Entre tanto, Wall Street recibe regularmente generosos regalos. El comité de asignaciones de la Cámara de Representantes recortó el presupuesto a la Comisión de Títulos y Bolsa, la principal barrera contra el fraude financiero. Y es poco probable que sobreviva intacta la Agencia de Protección al Consumidor.
El Congreso blande otras armas en su batalla contra las generaciones futuras. Enfrentada a la oposición republicana a la protección ambiental, la importante compañía de electricidad American Electric Power archivó el esfuerzo más destacado del país para captar el bióxido de carbono de una planta actualmente impulsada por carbón, lo que asestó un fuerte golpe a las campañas por reducir las emisiones causantes del calentamiento global, informó The New York Times.
Estos golpes autoinfligidos, aunque cada vez son más potentes, no son una innovación reciente. Datan de los años 70, cuando la política económica nacional sufrió importantes transformaciones, que pusieron fin a lo que suele llamarse la época de oro del capitalismo de Estado.
Dos importantes elementos de esto fueron la financialización (el desplazamiento de las preferencias de inversión, de la producción industrial a las finanzas, los seguros y los bienes raíces) y la externalización de la producción. El triunfo ideológico de las doctrinas de libre mercado, muy selectivo como siempre, le asestó aún más golpes, conforme se traducía en desregulación, reglas de administración corporativa que condicionaban las enormes recompensas a los directores generales con los beneficios de corto plazo y otras decisiones políticas similares.
La concentración resultante de riqueza produjo mayor poder político, acelerando un círculo vicioso que ha aportado una riqueza extraordinaria al uno por ciento de la población, básicamente directores generales de grandes corporaciones, gerentes de fondos de garantía y similares, mientras la gran mayoría de los ingresos reales prácticamente se estancaron.
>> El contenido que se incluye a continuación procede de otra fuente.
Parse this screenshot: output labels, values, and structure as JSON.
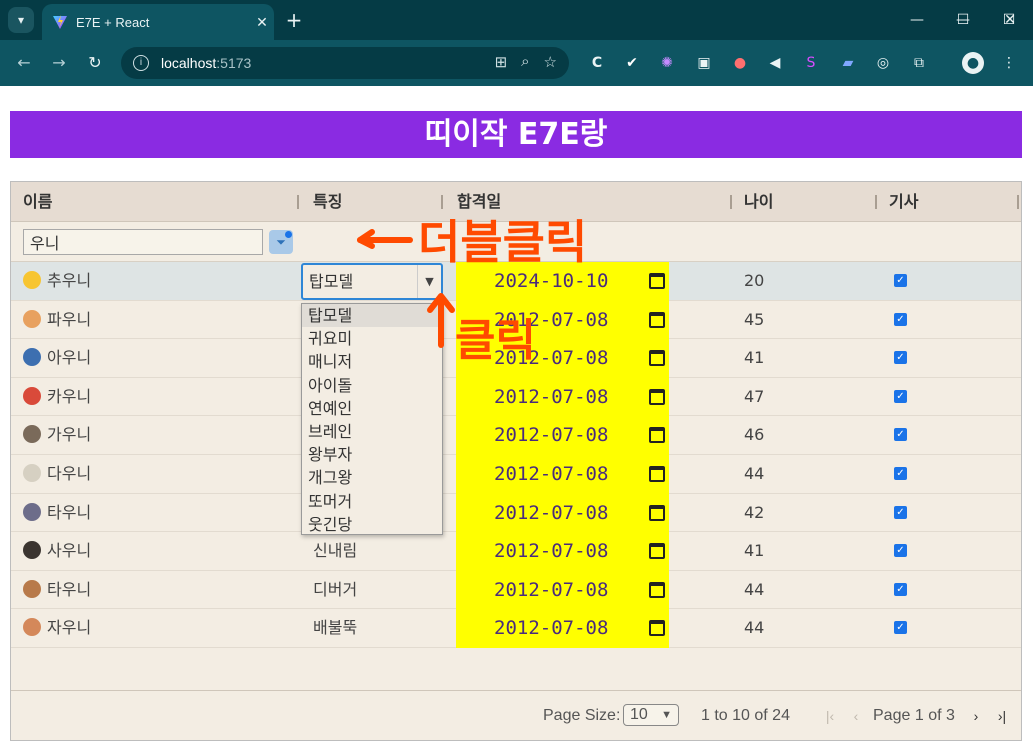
{
  "browser": {
    "tab_title": "E7E + React",
    "url_host": "localhost",
    "url_port": ":5173"
  },
  "page": {
    "banner_title": "띠이작 E7E랑"
  },
  "grid": {
    "columns": [
      "이름",
      "특징",
      "합격일",
      "나이",
      "기사"
    ],
    "filter_value": "우니",
    "rows": [
      {
        "name": "추우니",
        "trait": "탑모델",
        "date": "2024-10-10",
        "age": "20",
        "checked": true,
        "emoji_color": "#f7c531"
      },
      {
        "name": "파우니",
        "trait": "",
        "date": "2012-07-08",
        "age": "45",
        "checked": true,
        "emoji_color": "#e8a15f"
      },
      {
        "name": "아우니",
        "trait": "",
        "date": "2012-07-08",
        "age": "41",
        "checked": true,
        "emoji_color": "#3d6fb0"
      },
      {
        "name": "카우니",
        "trait": "",
        "date": "2012-07-08",
        "age": "47",
        "checked": true,
        "emoji_color": "#d94a3a"
      },
      {
        "name": "가우니",
        "trait": "",
        "date": "2012-07-08",
        "age": "46",
        "checked": true,
        "emoji_color": "#7a6a5a"
      },
      {
        "name": "다우니",
        "trait": "",
        "date": "2012-07-08",
        "age": "44",
        "checked": true,
        "emoji_color": "#d6d0c2"
      },
      {
        "name": "타우니",
        "trait": "",
        "date": "2012-07-08",
        "age": "42",
        "checked": true,
        "emoji_color": "#6d6d8a"
      },
      {
        "name": "사우니",
        "trait": "신내림",
        "date": "2012-07-08",
        "age": "41",
        "checked": true,
        "emoji_color": "#3b3530"
      },
      {
        "name": "타우니",
        "trait": "디버거",
        "date": "2012-07-08",
        "age": "44",
        "checked": true,
        "emoji_color": "#b87a4a"
      },
      {
        "name": "자우니",
        "trait": "배불뚝",
        "date": "2012-07-08",
        "age": "44",
        "checked": true,
        "emoji_color": "#d4885a"
      }
    ],
    "dropdown_options": [
      "탑모델",
      "귀요미",
      "매니저",
      "아이돌",
      "연예인",
      "브레인",
      "왕부자",
      "개그왕",
      "또머거",
      "웃긴당"
    ]
  },
  "pagination": {
    "page_size_label": "Page Size:",
    "page_size_value": "10",
    "range_text": "1 to 10 of 24",
    "page_word": "Page",
    "current_page": "1",
    "of_word": "of",
    "total_pages": "3"
  },
  "annotations": {
    "double_click": "더블클릭",
    "click": "클릭",
    "color": "#ff4a00"
  }
}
Al mismo tiempo, el costo de las elecciones se disparó a las nubes, haciendo que los dos partidos tuvieran que escarbar más hondo en los bolsillos de las corporaciones. Lo que quedaba de democracia política fue socavado aún más cuando ambos partidos recurrieron a la subasta de puestos directivos en el Congreso, como delineó el economista Thomas Ferguson en The Financial Times.
Los principales partidos políticos adoptaron una práctica de los grandes detallistas, como Walmart, Best Buy y Target, escribe Ferguson. Caso único en las legislaturas del mundo desarrollado, los partidos estadunidenses en el Congreso ponen precio a puestos claves en el proceso legislativo. Los legisladores que aportan más fondos al partido son los que obtienen esos puestos.
El resultado, de acuerdo con Ferguson, es que los debates se basan fuertemente en la repetición interminable de un puñado de consignas, que han sido probadas por su atractivo para los bloques de inversionistas y grupos de interés nacionales, de los que depende la dirigencia para obtener recursos. Y que se condene el país.
Antes del crac de 2007, del que fueron responsables en gran medida, las instituciones financieras posteriores a la época de oro habían obtenido un sorprendente poder económico, multiplicando por más de tres su participación en las ganancias corporativas. Después del crac, numerosos economistas empezaron a investigar su función en términos puramente económicos. Robert Solow, premio Nobel de Economía, concluyó que su efecto podría ser negativo. Su éxito aporta muy poco o nada a la eficiencia de la economía real, mientras sus desastres transfieren la riqueza de los contribuyentes hacia los financieros.
Al triturar los restos de la democracia política, las instituciones financieras están echando las bases para hacer avanzar aún más este proceso letal... en tanto sus víctimas estén dispuestas a sufrirlo en silencio.